Navigator Insight was designed to address this shortcoming. By supplying an initial starting point of 200 tested questions and allowing any local user to create their own unique set of questions Navigator Insight provides a fast way to assess how Skandia’s employees feel. The standard questions allow the company to compare the different operating units.
More importantly Navigator Insight was designed to integrate directly into Dolphin and as a result the feedback can be included in the company’s strategic business planning system.
Putting it all together
Skandia began working with intellectual capital and competency development because it saw an untapped source of competitive advantage. Over the last decade it has developed a series of innovative solutions to help it better manage its intangible assets.
The navigator concept and its approach led to the realisation that allocating resources to develop employee competence could be directly linked to strategic and tactical goals and also that the company’s strategic ROI could be tracked as it improved its intellectual capital management.
However the emphasis on developing employees led to the formation of new challenges. The competence account and marketplace make it easier and more effective for employees to take responsibility for their continuing development while Navigator Insight gives the employees a tool to directly comment on the company’s efforts.
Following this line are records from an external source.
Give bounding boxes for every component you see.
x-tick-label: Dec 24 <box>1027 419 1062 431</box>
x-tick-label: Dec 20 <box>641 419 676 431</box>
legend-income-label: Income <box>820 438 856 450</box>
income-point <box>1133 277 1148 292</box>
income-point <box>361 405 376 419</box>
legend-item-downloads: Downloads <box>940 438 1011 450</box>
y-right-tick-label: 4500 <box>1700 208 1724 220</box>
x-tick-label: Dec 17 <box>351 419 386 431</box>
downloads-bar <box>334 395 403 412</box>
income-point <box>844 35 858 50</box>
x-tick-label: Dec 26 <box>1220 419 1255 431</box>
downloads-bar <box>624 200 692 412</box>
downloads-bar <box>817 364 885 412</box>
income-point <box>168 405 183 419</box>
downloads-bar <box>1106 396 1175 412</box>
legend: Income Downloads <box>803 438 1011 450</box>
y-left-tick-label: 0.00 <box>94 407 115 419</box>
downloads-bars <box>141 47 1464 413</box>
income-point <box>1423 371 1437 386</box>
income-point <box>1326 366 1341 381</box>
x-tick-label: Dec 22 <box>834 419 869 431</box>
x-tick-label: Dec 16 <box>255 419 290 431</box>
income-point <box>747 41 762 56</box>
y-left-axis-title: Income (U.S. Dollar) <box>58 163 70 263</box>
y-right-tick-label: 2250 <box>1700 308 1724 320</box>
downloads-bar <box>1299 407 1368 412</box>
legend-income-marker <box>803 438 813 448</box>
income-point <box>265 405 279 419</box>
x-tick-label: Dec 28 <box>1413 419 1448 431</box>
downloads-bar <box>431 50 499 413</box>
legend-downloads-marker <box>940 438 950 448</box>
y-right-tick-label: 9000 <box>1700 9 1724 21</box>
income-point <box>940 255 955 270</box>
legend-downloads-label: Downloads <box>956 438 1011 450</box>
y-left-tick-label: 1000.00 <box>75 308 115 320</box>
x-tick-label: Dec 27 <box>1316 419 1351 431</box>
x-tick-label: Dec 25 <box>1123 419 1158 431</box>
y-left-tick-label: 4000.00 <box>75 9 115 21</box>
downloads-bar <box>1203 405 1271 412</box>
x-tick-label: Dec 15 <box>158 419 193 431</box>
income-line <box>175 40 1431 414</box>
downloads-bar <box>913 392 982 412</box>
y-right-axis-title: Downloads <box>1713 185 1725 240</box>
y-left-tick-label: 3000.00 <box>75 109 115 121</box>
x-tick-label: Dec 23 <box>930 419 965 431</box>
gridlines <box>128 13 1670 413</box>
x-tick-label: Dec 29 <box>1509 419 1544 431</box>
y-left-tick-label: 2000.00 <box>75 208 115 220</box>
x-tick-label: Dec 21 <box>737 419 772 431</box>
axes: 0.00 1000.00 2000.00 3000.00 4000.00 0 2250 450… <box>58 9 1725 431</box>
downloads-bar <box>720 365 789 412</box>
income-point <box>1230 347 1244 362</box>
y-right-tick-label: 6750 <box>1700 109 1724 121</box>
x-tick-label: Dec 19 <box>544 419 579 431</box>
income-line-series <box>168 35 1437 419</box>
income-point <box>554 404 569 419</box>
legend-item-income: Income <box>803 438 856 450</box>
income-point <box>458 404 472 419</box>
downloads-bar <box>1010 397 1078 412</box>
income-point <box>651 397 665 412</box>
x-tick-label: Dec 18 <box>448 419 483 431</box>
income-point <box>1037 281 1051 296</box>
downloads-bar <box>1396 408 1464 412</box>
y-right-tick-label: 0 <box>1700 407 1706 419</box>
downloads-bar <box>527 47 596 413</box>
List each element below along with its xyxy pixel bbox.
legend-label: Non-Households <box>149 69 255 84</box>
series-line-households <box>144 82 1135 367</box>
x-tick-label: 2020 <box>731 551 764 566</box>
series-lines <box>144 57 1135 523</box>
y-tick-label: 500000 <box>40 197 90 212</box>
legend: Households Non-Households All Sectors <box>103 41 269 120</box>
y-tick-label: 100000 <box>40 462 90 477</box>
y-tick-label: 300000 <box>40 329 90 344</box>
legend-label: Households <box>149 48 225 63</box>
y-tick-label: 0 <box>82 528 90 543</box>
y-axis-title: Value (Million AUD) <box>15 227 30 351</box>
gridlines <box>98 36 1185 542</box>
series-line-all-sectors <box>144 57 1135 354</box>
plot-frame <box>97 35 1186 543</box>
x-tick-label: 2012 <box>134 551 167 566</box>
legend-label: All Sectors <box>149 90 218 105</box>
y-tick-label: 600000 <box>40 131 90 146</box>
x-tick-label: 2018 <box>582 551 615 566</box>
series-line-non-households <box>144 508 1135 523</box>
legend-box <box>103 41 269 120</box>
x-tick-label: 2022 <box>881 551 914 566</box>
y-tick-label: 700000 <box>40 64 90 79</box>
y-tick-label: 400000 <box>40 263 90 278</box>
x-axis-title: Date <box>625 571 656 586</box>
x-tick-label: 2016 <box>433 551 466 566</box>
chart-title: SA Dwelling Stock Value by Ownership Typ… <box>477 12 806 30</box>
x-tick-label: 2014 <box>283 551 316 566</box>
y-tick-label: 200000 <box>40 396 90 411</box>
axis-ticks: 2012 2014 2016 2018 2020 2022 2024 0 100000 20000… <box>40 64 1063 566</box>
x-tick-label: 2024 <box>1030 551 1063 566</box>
Skandia has begun to understand how these separate pieces come together to form a coherent framework for future development. And it has realised its business goal of converting intellectual capital (the knowledge its employees bring and generate while working) into structural capital (new benefits and solutions to improve its employees) and then into financial capital (through the creation of Netline). But most importantly Skandia continues to develop new approaches and improvements because it knows that resting on past accomplishments is the surest way to lose the future.